Yuewen’s global journey first began by translating successful Chinese titles for international readers, Hou said. Through its global platform WebNovel, the company has released more than 10,000 translated Chinese works, reaching readers in markets such as the U.S., India, Indonesia, the Philippines, Australia, Malaysia, the U.K., Brazil, Canada, and France, according to Yuewen.
Yuewen at the same time has partnered with Disney, Netflix, Sony Pictures, Webtoon, Piccoma, and other international publishers to expand its IPs into comics, animation, and screen adaptations. By mid-2025, 1,800 comics, 80 animations and more than 100 film and TV titles from Yuewen had entered overseas markets, the company said. Recent hits like Joy of Life 2, The Legend of Shen Li, The Tale of Rose, and The Double have found success on streaming charts across Asia; the animated adaptation of Lord of Mysteries premiered in over 190 countries and regions this past summer.
The drama “Joy of Life 2” found success in Asia.
Yuewen
Hou said the next step in Yuewen’s globalization strategy is more ambitious—to incubate local creators. Through WebNovel, Yuewen has built an international author community of around 500,000 writers, producing 770,000 original works in English and other languages. Among them is JKSManga, a British creator whose series My Vampire System has accumulated more than 92 million reads on WebNovel, spawned an audiobook with 1.1 billion streams, and now has its own comic adaptation, Hou noted. “This marks a new stage. We’ve gone from exporting Chinese stories to cultivating global ones,” he said.

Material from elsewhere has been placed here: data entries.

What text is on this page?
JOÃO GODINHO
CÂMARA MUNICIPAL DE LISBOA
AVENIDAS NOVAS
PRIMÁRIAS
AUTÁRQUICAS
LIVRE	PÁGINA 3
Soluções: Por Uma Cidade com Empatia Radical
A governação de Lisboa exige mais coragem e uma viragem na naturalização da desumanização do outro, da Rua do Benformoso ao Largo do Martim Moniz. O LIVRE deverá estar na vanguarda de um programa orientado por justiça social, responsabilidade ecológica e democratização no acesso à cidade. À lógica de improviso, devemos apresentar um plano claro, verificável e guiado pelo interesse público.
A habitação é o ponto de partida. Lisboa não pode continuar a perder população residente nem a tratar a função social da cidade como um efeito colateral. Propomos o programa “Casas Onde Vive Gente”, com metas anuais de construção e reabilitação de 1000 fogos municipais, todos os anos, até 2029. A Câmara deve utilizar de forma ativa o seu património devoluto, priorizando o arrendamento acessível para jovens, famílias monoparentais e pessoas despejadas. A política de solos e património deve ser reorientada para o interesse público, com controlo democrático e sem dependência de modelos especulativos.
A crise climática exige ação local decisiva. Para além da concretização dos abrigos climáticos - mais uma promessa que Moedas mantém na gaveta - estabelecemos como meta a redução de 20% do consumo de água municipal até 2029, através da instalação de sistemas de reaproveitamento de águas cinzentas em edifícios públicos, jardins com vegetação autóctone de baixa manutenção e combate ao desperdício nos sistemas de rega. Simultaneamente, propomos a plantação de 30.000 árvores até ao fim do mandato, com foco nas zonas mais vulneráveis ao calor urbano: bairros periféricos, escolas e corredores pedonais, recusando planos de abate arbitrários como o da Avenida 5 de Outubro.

Yuewen’s most recent global ventures move beyond content to cultural integration. The company has engaged a diverse roster of partners—including the Swiss National Tourism Board, the British Library, the Singapore Tourism Board and Japan’s CCC Group—to explore new forms of global IP collaboration, Hou said.
In the U.K., 26 Chinese web novels from Yuewen’s catalog have been added to the British Library’s collection, while in Switzerland, Yuewen turned The King’s Avatar protagonist Ye Xiu into a virtual “Swiss Travel Explorer,” promoting customized tours inspired by the series. Meanwhile, the dark fantasy The Unruly Immortals (Dao Gui Yi Xian) became the first Chinese web novel to enter Universal Studios Singapore theme park, launching a hit Halloween attraction, Hou said.

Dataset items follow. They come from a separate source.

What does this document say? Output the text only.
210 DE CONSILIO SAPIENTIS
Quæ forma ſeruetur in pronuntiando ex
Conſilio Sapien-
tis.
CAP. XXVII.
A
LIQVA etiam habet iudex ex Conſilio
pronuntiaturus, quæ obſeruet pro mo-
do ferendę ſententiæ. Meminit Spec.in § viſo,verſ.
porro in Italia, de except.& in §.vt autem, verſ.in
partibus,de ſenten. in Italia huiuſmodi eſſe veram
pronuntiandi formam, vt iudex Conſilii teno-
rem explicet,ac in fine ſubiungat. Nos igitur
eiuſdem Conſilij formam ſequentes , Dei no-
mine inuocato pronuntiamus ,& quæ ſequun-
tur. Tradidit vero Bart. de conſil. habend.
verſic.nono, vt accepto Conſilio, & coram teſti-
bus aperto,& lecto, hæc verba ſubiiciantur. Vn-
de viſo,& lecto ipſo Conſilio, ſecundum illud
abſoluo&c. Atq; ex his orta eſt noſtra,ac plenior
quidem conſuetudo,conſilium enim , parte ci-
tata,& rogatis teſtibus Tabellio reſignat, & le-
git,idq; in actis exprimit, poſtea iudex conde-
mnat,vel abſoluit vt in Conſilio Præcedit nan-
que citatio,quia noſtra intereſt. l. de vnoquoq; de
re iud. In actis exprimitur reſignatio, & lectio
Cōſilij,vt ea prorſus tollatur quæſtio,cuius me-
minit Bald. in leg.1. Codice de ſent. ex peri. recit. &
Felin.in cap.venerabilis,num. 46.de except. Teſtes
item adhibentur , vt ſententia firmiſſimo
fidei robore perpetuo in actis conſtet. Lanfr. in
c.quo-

Hou describes this evolution as “a clear three-step journey: from translating Chinese stories, to exporting the creation model, to co-building a global creative ecosystem.” In his view, Yuewen’s role is shifting “from being China’s Yuewen to becoming the world’s Yuewen—a co-builder of the global creative economy that connects creators and consumers across cultures.”
Yuewen embodies how big changes are unfolding in how stories are told and shared. “Gone are the days of betting everything on a single genius. In the digital age, lasting success in content may come from scalable ecosystems that continuously generate, validate and evolve new ideas,” said Hou, describing the process as “systematic creativity”—a framework that “blends community passion with strategic insight. The goal is not to mechanize art, but to build a sustainable pathway for it to thrive. “
“We don’t replace creativity with data,” he said. “We use data to empower creativity and find the stories that truly move people.”
As Yuewen’s stories travel from Chinese screens to global audiences, the company is championing its new model for global IP development. “The magic lies in its architecture, where creativity is cultivated on the farm, refined and scaled in the laboratory, and brought to life in the community playground,” Hou said, summarizing his model.
In the process, Yuewen is transcending its role as a storyteller to become an architect of culture, Hou said. That in turn, he continued, also poses an important question: “What if the best stories are not discovered by a privileged few, but grown by an empowered collective?”